A Report of the Working Group on Internet Advertising
The Coalition for Networked Information
September 28, 1994
Conclusion
The Internet is too good a market: There are too many people using it, with too many “interest” groups, for advertisers to stay away. And Internetters have much less problem with advertising than the rhetoric would have us believe.
Just as consumers will tell you they'd rather go without marketing communications (advertising, pr, sales promotion, etc.) in any medium when you put the question to them that way, they similarly accept it when the medium matures to the point that the acceptable trade-off equation balancing content versus advertiser underwriting is well understood. [From: Chris Bonney <bonney@pinn.net> Date: Sat 26 Mar 94 1:59:48-EST]

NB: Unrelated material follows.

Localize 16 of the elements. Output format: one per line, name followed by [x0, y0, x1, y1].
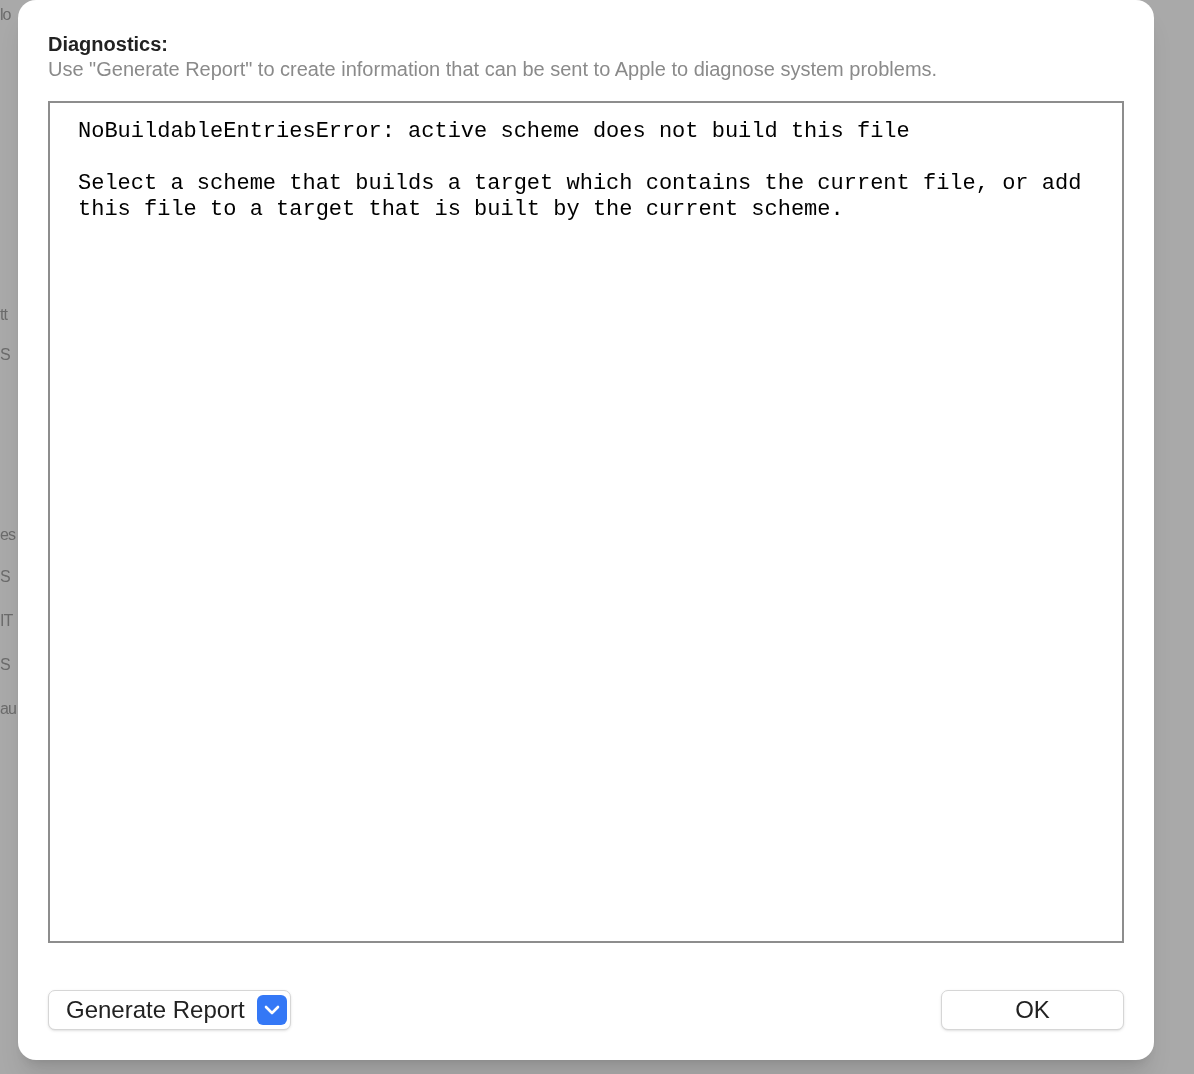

As acceptance of advertising grows among users, and pressure for advertising grows among providers of goods and services, the real need will be for guidelines to maintain the Internet culture.
These guidelines can be created, and they will be welcomed by advertisers and users alike.
Here are our suggestions for guidelines for Internet advertising:
- Provide information
- Don’t impose.
Simple. Easy to remember. Effective.
Like good advertising.
Note: The standard textbook definition of advertising is “nonpersonal communication of information usually paid for and usually persuasive in nature, about products, services, or ideas by identified sponsors through various media.” [Source: Arens, William F. and Courtland Bovee Contemporarty Advertising (5th Ed.). Burr Wood, Illinois: Irwin, 1994.]
For the purposes of this paper, we have chosen to define advertising more broadly, incorporating publicity, public relations, and just-plain promotion of a product or service, commercial or non-profit. Like Justice Hugo Black, we may not be good at defining it, but we know it when we see it.